Le roi, inquiet de la blessure de Lancelot, vint des premiers le visiter ; il se rendit ensuite près de la reine qu’il trouva la tête cachée sous un bandeau : « Qu’avez-vous, dame, lui dit-il, et que vous est-il arrivé ? — Sire, quand on vint me dire que Lancelot était navré, j’avançai la tête en dehors de la fenêtre, et je me suis blessée en me retirant. — Lancelot, reprit Artus, désire que Galehaut ignore ce qui est arrivé ; les mires lui recommandent un repos absolu. Le meilleur moyen serait de le garder dans votre chambre où vous le feriez bien panser ; le voulez-vous ? — Assurément, Sire, puisque vous le désirez. »

Lancelot fut transporté près de la reine, et nous devinons qu’il y fut assez bien traité pour ne pas trop regretter sa blessure. Les mires avaient reconnu la plaie profonde ; elle ne se ferma qu’au bout de vingt et un jours. Galehaut croyait que son ami avait fait courir le faux bruit d’une blessure, pour avoir un moyen de demeurer près de sa dame. D’ailleurs il n’était plus question de fêtes ; la clameur de la demoiselle de Carmelide rendait soucieux les barons, le roi Artus plus que les autres ; et pour la reine elle n’était inquiète que de la blessure de Lancelot. Artus, en donnant congé à ses barons leur recommanda de se trouver, à la prochaine Chandeleur, à Caradigan en Irlande[1]. Galehaut permit également à ses hommes de quitter la cour, en les avertissant de ne pas manquer au rendez-vous.

Or la demoiselle qui avait levé cette clameur contre la reine était bien la fille du roi Léodagan ; seulement elle n’était pas née en loyal mariage. Sa mère était la femme de Cléodalis, sénéchal de Carmelide, comme on l’a vu dans le livre d’Artus[2]. Née le même jour, elle avait reçu le même nom et possédait presque autant de beauté que la véritable reine.

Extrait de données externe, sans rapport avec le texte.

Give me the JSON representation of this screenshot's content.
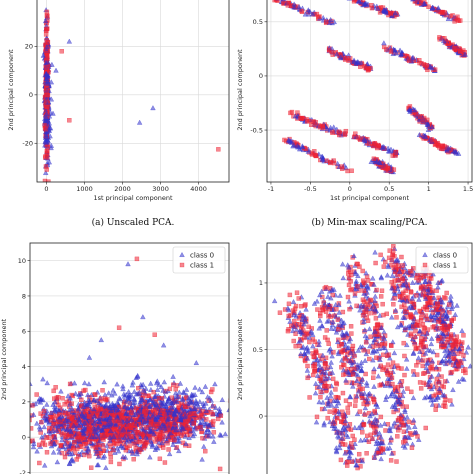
{
  "chart_data": [
    {
      "type": "scatter",
      "caption": "(a) Unscaled PCA.",
      "xlabel": "1st principal component",
      "ylabel": "2nd principal component",
      "xlim": [
        -250,
        4800
      ],
      "ylim": [
        -36,
        40
      ],
      "xticks": [
        0,
        1000,
        2000,
        3000,
        4000
      ],
      "yticks": [
        -20,
        0,
        20
      ],
      "legend": null,
      "series": [
        {
          "name": "class 0",
          "color": "#3333cc",
          "marker": "triangle",
          "clusters": [
            {
              "cx": 5,
              "cy": 0,
              "sx": 25,
              "sy": 14,
              "n": 220
            },
            {
              "cx": 60,
              "cy": -5,
              "sx": 40,
              "sy": 10,
              "n": 40
            }
          ],
          "points": [
            [
              2450,
              -11.5
            ],
            [
              2800,
              -5.5
            ],
            [
              250,
              10
            ],
            [
              600,
              22
            ],
            [
              120,
              -22
            ]
          ]
        },
        {
          "name": "class 1",
          "color": "#ee2233",
          "marker": "square",
          "clusters": [
            {
              "cx": 5,
              "cy": 0,
              "sx": 20,
              "sy": 14,
              "n": 200
            }
          ],
          "points": [
            [
              4520,
              -22.5
            ],
            [
              600,
              -10.5
            ],
            [
              400,
              18
            ]
          ]
        }
      ]
    },
    {
      "type": "scatter",
      "caption": "(b) Min-max scaling/PCA.",
      "xlabel": "1st principal component",
      "ylabel": "2nd principal component",
      "xlim": [
        -1.05,
        1.55
      ],
      "ylim": [
        -0.98,
        0.72
      ],
      "xticks": [
        -1.0,
        -0.5,
        0.0,
        0.5,
        1.0,
        1.5
      ],
      "yticks": [
        -0.5,
        0.0,
        0.5
      ],
      "legend": null,
      "strips": [
        {
          "x0": -0.95,
          "y0": 0.72,
          "x1": -0.2,
          "y1": 0.48
        },
        {
          "x0": 0.0,
          "y0": 0.72,
          "x1": 0.6,
          "y1": 0.55
        },
        {
          "x0": 0.8,
          "y0": 0.72,
          "x1": 1.4,
          "y1": 0.5
        },
        {
          "x0": -0.3,
          "y0": 0.25,
          "x1": 0.3,
          "y1": 0.05
        },
        {
          "x0": 0.4,
          "y0": 0.28,
          "x1": 1.1,
          "y1": 0.05
        },
        {
          "x0": 1.15,
          "y0": 0.35,
          "x1": 1.45,
          "y1": 0.2
        },
        {
          "x0": -0.75,
          "y0": -0.35,
          "x1": -0.05,
          "y1": -0.55
        },
        {
          "x0": -0.8,
          "y0": -0.6,
          "x1": 0.0,
          "y1": -0.88
        },
        {
          "x0": 0.05,
          "y0": -0.55,
          "x1": 0.6,
          "y1": -0.72
        },
        {
          "x0": 0.75,
          "y0": -0.3,
          "x1": 1.05,
          "y1": -0.48
        },
        {
          "x0": 0.9,
          "y0": -0.55,
          "x1": 1.35,
          "y1": -0.72
        },
        {
          "x0": 0.3,
          "y0": -0.78,
          "x1": 0.55,
          "y1": -0.88
        }
      ],
      "series": [
        {
          "name": "class 0",
          "color": "#3333cc",
          "marker": "triangle"
        },
        {
          "name": "class 1",
          "color": "#ee2233",
          "marker": "square"
        }
      ]
    },
    {
      "type": "scatter",
      "caption": "",
      "xlabel": "",
      "ylabel": "2nd principal component",
      "xlim": [
        -1.2,
        5.5
      ],
      "ylim": [
        -2.2,
        11.0
      ],
      "xticks": [],
      "yticks": [
        -2,
        0,
        2,
        4,
        6,
        8,
        10
      ],
      "legend": "top-right",
      "series": [
        {
          "name": "class 0",
          "color": "#3333cc",
          "marker": "triangle",
          "clusters": [
            {
              "cx": 1.2,
              "cy": 0.8,
              "sx": 1.2,
              "sy": 0.9,
              "n": 700
            },
            {
              "cx": 3.6,
              "cy": 1.2,
              "sx": 0.9,
              "sy": 0.8,
              "n": 450
            }
          ],
          "points": [
            [
              2.1,
              9.8
            ],
            [
              1.2,
              5.5
            ],
            [
              3.3,
              5.2
            ],
            [
              4.4,
              4.2
            ],
            [
              0.8,
              4.5
            ],
            [
              2.6,
              6.8
            ],
            [
              4.2,
              2.0
            ]
          ]
        },
        {
          "name": "class 1",
          "color": "#ee2233",
          "marker": "square",
          "clusters": [
            {
              "cx": 1.0,
              "cy": 0.6,
              "sx": 1.1,
              "sy": 0.8,
              "n": 550
            },
            {
              "cx": 3.2,
              "cy": 1.0,
              "sx": 0.9,
              "sy": 0.7,
              "n": 350
            }
          ],
          "points": [
            [
              2.4,
              10.1
            ],
            [
              5.2,
              -1.8
            ],
            [
              3.0,
              5.8
            ],
            [
              1.8,
              6.2
            ]
          ]
        }
      ]
    },
    {
      "type": "scatter",
      "caption": "",
      "xlabel": "",
      "ylabel": "2nd principal component",
      "xlim": [
        -0.6,
        1.4
      ],
      "ylim": [
        -0.45,
        1.3
      ],
      "xticks": [],
      "yticks": [
        0.0,
        0.5,
        1.0
      ],
      "legend": "top-right",
      "bands": [
        {
          "x0": -0.35,
          "y0": 0.85,
          "x1": 0.25,
          "y1": -0.35
        },
        {
          "x0": -0.05,
          "y0": 0.95,
          "x1": 0.55,
          "y1": -0.3
        },
        {
          "x0": 0.25,
          "y0": 1.15,
          "x1": 0.8,
          "y1": -0.2
        },
        {
          "x0": 0.6,
          "y0": 1.2,
          "x1": 1.1,
          "y1": 0.1
        },
        {
          "x0": 0.9,
          "y0": 1.1,
          "x1": 1.3,
          "y1": 0.35
        }
      ],
      "series": [
        {
          "name": "class 0",
          "color": "#3333cc",
          "marker": "triangle"
        },
        {
          "name": "class 1",
          "color": "#ee2233",
          "marker": "square"
        }
      ]
    }
  ]
}
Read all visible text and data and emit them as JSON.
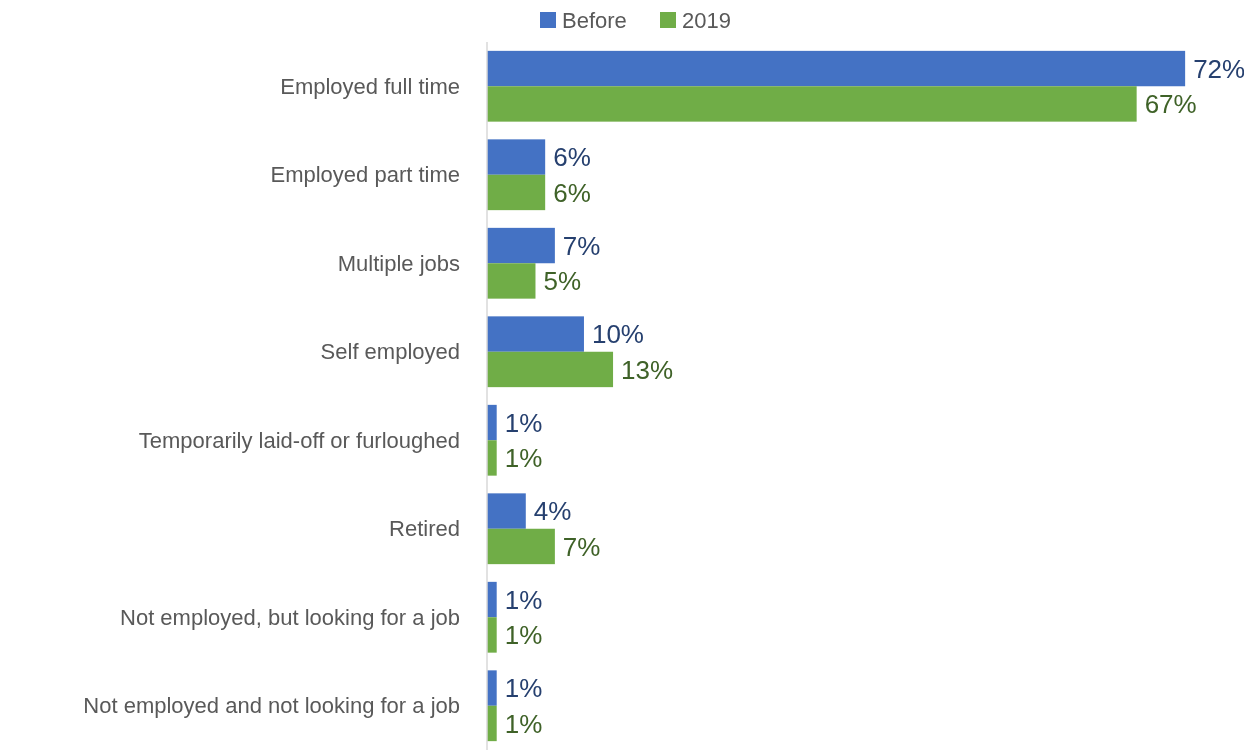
{
  "chart_data": {
    "type": "bar",
    "orientation": "horizontal",
    "legend": "top",
    "categories": [
      "Employed full time",
      "Employed part time",
      "Multiple jobs",
      "Self employed",
      "Temporarily laid-off or furloughed",
      "Retired",
      "Not employed, but looking for a job",
      "Not employed and not looking for a job"
    ],
    "series": [
      {
        "name": "Before",
        "color": "#4472c4",
        "values": [
          72,
          6,
          7,
          10,
          1,
          4,
          1,
          1
        ],
        "value_labels": [
          "72%",
          "6%",
          "7%",
          "10%",
          "1%",
          "4%",
          "1%",
          "1%"
        ]
      },
      {
        "name": "2019",
        "color": "#70ad47",
        "values": [
          67,
          6,
          5,
          13,
          1,
          7,
          1,
          1
        ],
        "value_labels": [
          "67%",
          "6%",
          "5%",
          "13%",
          "1%",
          "7%",
          "1%",
          "1%"
        ]
      }
    ]
  }
}
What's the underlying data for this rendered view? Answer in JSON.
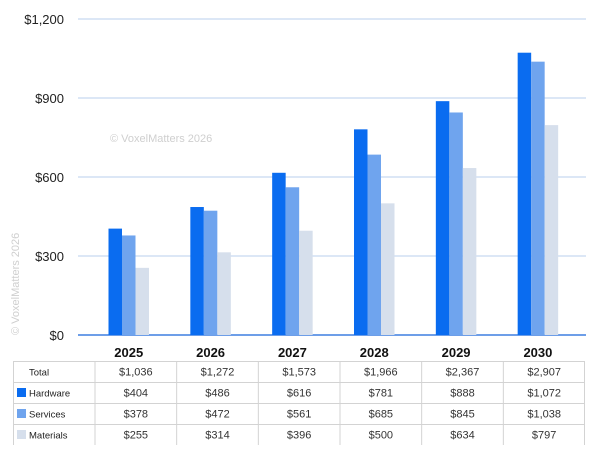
{
  "watermark": {
    "main": "© VoxelMatters 2026",
    "side": "© VoxelMatters 2026"
  },
  "colors": {
    "Hardware": "#0a6cf0",
    "Services": "#6fa4ee",
    "Materials": "#d6dfec",
    "grid": "#b9cfee",
    "axis": "#3d7fe0"
  },
  "chart_data": {
    "type": "bar",
    "categories": [
      "2025",
      "2026",
      "2027",
      "2028",
      "2029",
      "2030"
    ],
    "series": [
      {
        "name": "Hardware",
        "values": [
          404,
          486,
          616,
          781,
          888,
          1072
        ]
      },
      {
        "name": "Services",
        "values": [
          378,
          472,
          561,
          685,
          845,
          1038
        ]
      },
      {
        "name": "Materials",
        "values": [
          255,
          314,
          396,
          500,
          634,
          797
        ]
      }
    ],
    "ylim": [
      0,
      1200
    ],
    "yticks": [
      0,
      300,
      600,
      900,
      1200
    ],
    "ytick_labels": [
      "$0",
      "$300",
      "$600",
      "$900",
      "$1,200"
    ],
    "grid": true,
    "title": "",
    "xlabel": "",
    "ylabel": ""
  },
  "table": {
    "total_label": "Total",
    "totals": [
      "$1,036",
      "$1,272",
      "$1,573",
      "$1,966",
      "$2,367",
      "$2,907"
    ],
    "rows": [
      {
        "label": "Hardware",
        "cells": [
          "$404",
          "$486",
          "$616",
          "$781",
          "$888",
          "$1,072"
        ]
      },
      {
        "label": "Services",
        "cells": [
          "$378",
          "$472",
          "$561",
          "$685",
          "$845",
          "$1,038"
        ]
      },
      {
        "label": "Materials",
        "cells": [
          "$255",
          "$314",
          "$396",
          "$500",
          "$634",
          "$797"
        ]
      }
    ]
  }
}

Dès qu’on avait parlé de marier la première Genièvre au roi Artus, l’autre avait conçu l’espoir de lui être substituée. Le roi Léodagan, indigné de ses odieux projets, l’avait reléguée dans une maison de religion. Là, elle avait fait amitié avec un vieux chevalier nommé Bertolais, [3] banni du royaume pour cause d’homicide. Bertolais offrit de l’aider dans ses prétentions criminelles. Après la mort du roi Léodagan, il l’avait ramenée à Carmelide et présentée hardiment aux barons de la terre comme la véritable épouse du roi Artus, droite et seule héritière du roi son père. Les barons, l’avaient reconnue pour leur dame en lui promettant de l’aider à désabuser le roi Artus, et de réclamer pour elle le rang et les honneurs qui semblaient lui appartenir.

  1. Var. : « A un sien chasteau qui avoit nom Vicebrog ; si estoit en la fin de son royaume ès lointaines isles par devers Yrlande. » (Édition de Rouen, 1488.)
  2. Table ronde, t. II, p. 153.
  3. Artus, p. 241.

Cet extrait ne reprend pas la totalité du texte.